Aku bersyukur suami mendukungku untuk aktif berkegiatan bersama Pekka. Aku pun  mulai mengikuti kegiatan di desa, juga pelatihan-pelatihan dari Pekka. Salah satunya adalah Pelatihan Paralegal Nasional di Jakarta.

Aku tidak peduli dengan omongan miring dari orang-orang di desa, karena aku sering pergi meninggalkan suami dan anak-anakku. Aku bahkan lebih memilih berkegiatan di Pekka ketimbang mengurusi usaha jualanku di rumah.

Ilmu yang aku dapat dari Pekka membuatku lebih percaya diri. Aku jadi berani untuk berbicara di depan orang banyak, bahkan bisa membuat keputusan. Belum lagi keberhasilanku dalam melakukan perluasan wilayah Pekka di Banyumas, dengan bekal ilmu yang aku dapat dari Pelatihan Pengorganisasian Masyarakat.

Hal-hal luar biasa semakin sering terjadi, setelah aku mulai bisa mendampingi masyarakat miskin. Aku semakin dikenal di masyarakat dan sering dilibatkan dalam setiap kegiatan desa, baik sebagai kader data, fasilitator kampung KB, maupun kader kesehatan. 

Sedikit demi sedikit, rezeki mengalir dengan sendirinya. Uasa suamiku pun semakin maju, dan cita-citaku untuk menyekolahkan anakku ke Pesantren Gontor di Ponorogo, Jawa Timur bisa tercapai.
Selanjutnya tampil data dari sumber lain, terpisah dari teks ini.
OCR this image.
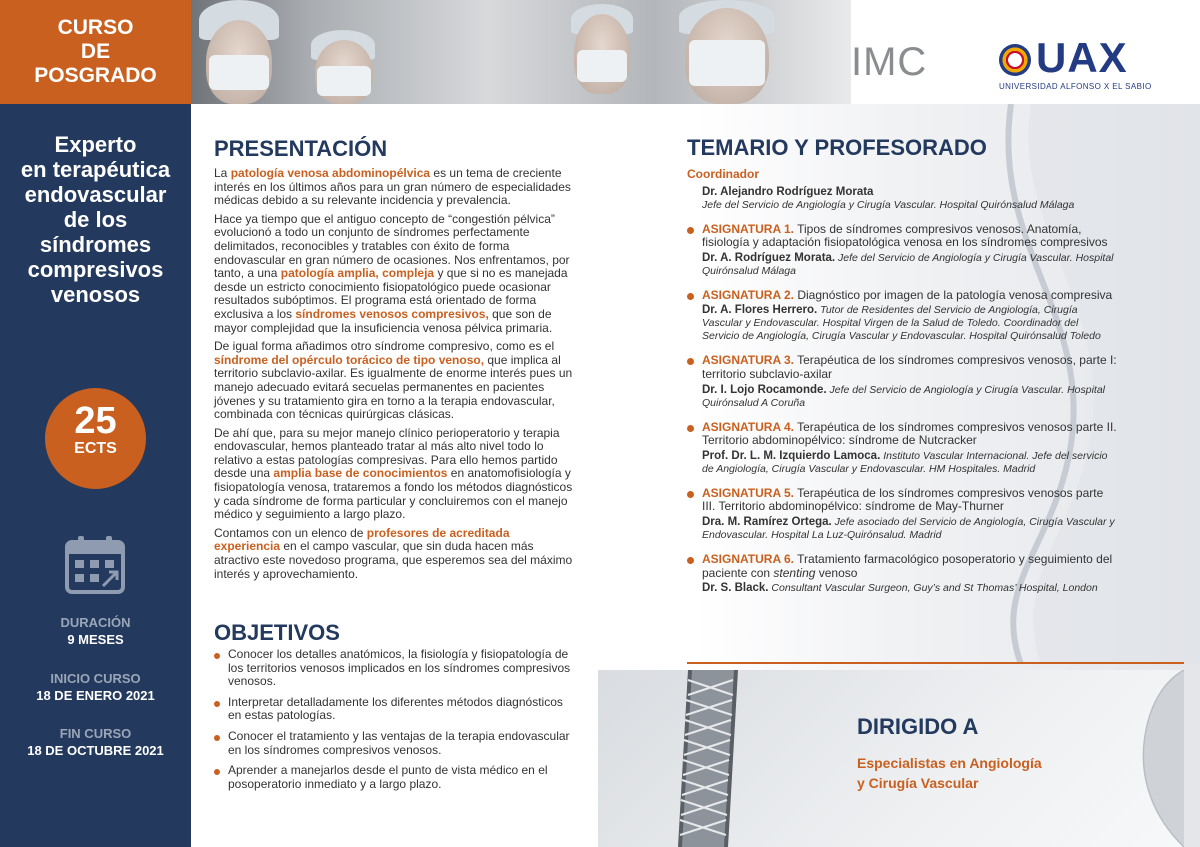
CURSO
DE
POSGRADO	IMC	UAX
UNIVERSIDAD ALFONSO X EL SABIO
Experto
en terapéutica
endovascular
de los
síndromes
compresivos
venosos
25
ECTS
DURACIÓN
9 MESES
INICIO CURSO
18 DE ENERO 2021
FIN CURSO
18 DE OCTUBRE 2021
PRESENTACIÓN

La patología venosa abdominopélvica es un tema de creciente interés en los últimos años para un gran número de especialidades médicas debido a su relevante incidencia y prevalencia.

Hace ya tiempo que el antiguo concepto de “congestión pélvica” evolucionó a todo un conjunto de síndromes perfectamente delimitados, reconocibles y tratables con éxito de forma endovascular en gran número de ocasiones. Nos enfrentamos, por tanto, a una patología amplia, compleja y que si no es manejada desde un estricto conocimiento fisiopatológico puede ocasionar resultados subóptimos. El programa está orientado de forma exclusiva a los síndromes venosos compresivos, que son de mayor complejidad que la insuficiencia venosa pélvica primaria.

De igual forma añadimos otro síndrome compresivo, como es el síndrome del opérculo torácico de tipo venoso, que implica al territorio subclavio-axilar. Es igualmente de enorme interés pues un manejo adecuado evitará secuelas permanentes en pacientes jóvenes y su tratamiento gira en torno a la terapia endovascular, combinada con técnicas quirúrgicas clásicas.

De ahí que, para su mejor manejo clínico perioperatorio y terapia endovascular, hemos planteado tratar al más alto nivel todo lo relativo a estas patologías compresivas. Para ello hemos partido desde una amplia base de conocimientos en anatomofisiología y fisiopatología venosa, trataremos a fondo los métodos diagnósticos y cada síndrome de forma particular y concluiremos con el manejo médico y seguimiento a largo plazo.

Contamos con un elenco de profesores de acreditada experiencia en el campo vascular, que sin duda hacen más atractivo este novedoso programa, que esperemos sea del máximo interés y aprovechamiento.

OBJETIVOS
Conocer los detalles anatómicos, la fisiología y fisiopatología de los territorios venosos implicados en los síndromes compresivos venosos.
Interpretar detalladamente los diferentes métodos diagnósticos en estas patologías.
Conocer el tratamiento y las ventajas de la terapia endovascular en los síndromes compresivos venosos.
Aprender a manejarlos desde el punto de vista médico en el posoperatorio inmediato y a largo plazo.
TEMARIO Y PROFESORADO
Coordinador
Dr. Alejandro Rodríguez Morata
Jefe del Servicio de Angiología y Cirugía Vascular. Hospital Quirónsalud Málaga
ASIGNATURA 1. Tipos de síndromes compresivos venosos. Anatomía, fisiología y adaptación fisiopatológica venosa en los síndromes compresivos
Dr. A. Rodríguez Morata. Jefe del Servicio de Angiología y Cirugía Vascular. Hospital Quirónsalud Málaga
ASIGNATURA 2. Diagnóstico por imagen de la patología venosa compresiva
Dr. A. Flores Herrero. Tutor de Residentes del Servicio de Angiología, Cirugía Vascular y Endovascular. Hospital Virgen de la Salud de Toledo. Coordinador del Servicio de Angiología, Cirugía Vascular y Endovascular. Hospital Quirónsalud Toledo
ASIGNATURA 3. Terapéutica de los síndromes compresivos venosos, parte I: territorio subclavio-axilar
Dr. I. Lojo Rocamonde. Jefe del Servicio de Angiología y Cirugía Vascular. Hospital Quirónsalud A Coruña
ASIGNATURA 4. Terapéutica de los síndromes compresivos venosos parte II. Territorio abdominopélvico: síndrome de Nutcracker
Prof. Dr. L. M. Izquierdo Lamoca. Instituto Vascular Internacional. Jefe del servicio de Angiología, Cirugía Vascular y Endovascular. HM Hospitales. Madrid
ASIGNATURA 5. Terapéutica de los síndromes compresivos venosos parte III. Territorio abdominopélvico: síndrome de May-Thurner
Dra. M. Ramírez Ortega. Jefe asociado del Servicio de Angiología, Cirugía Vascular y Endovascular. Hospital La Luz-Quirónsalud. Madrid
ASIGNATURA 6. Tratamiento farmacológico posoperatorio y seguimiento del paciente con stenting venoso
Dr. S. Black. Consultant Vascular Surgeon, Guy’s and St Thomas’ Hospital, London
DIRIGIDO A
Especialistas en Angiología
y Cirugía Vascular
Bukan hanya suami yang begitu mendukungku. Kemajuan dalam hidupku setelah bergabung dengan Pekka membuat bapakku sangat bangga. Sayang, beliau tidak sempat menyaksikan cucunya diwisuda karena beliau meninggal dunia akibat kejatuhan buah nangka seberat 3 kg. Aku tentu saja merasa sedih. Keberhasilanku tidak lepas dari campur tangan dan dukungan dari Bapak. Namun, aku selalu ingat nasihat dari beliau, agar aku selalu menjadi perempuan yang mandiri dan kuat, serta tidak mudah menyerah.

Alhamdulillah, anak pertamaku bisa kuliah dengan biaya sendiri. Sambil kuliah, dia mengajar di sebuah sekolah umum dan pesantren di Wonogiri, Solo. Anak sulungku ini bahkan sudah bisa mengirimiku uang setiap bulan. Anak keduaku sudah lulus SMK, namun tidak mau kuliah. Dia memilih untuk bekerja. Anak ketigaku masih duduk di kelas lima SD.

Aku tidak ingin ketiga anakku mengalami pernikahan dini seperti yang pernah aku alami. Namun, aku selalu yakin, jika ada kemauan pasti ada jalan. Itulah yang aku tanamkan pada anak-anakku. Dan ilmu yang aku dapat dari Pekka membuak jalanku untuk mencapai semua cita-citaku.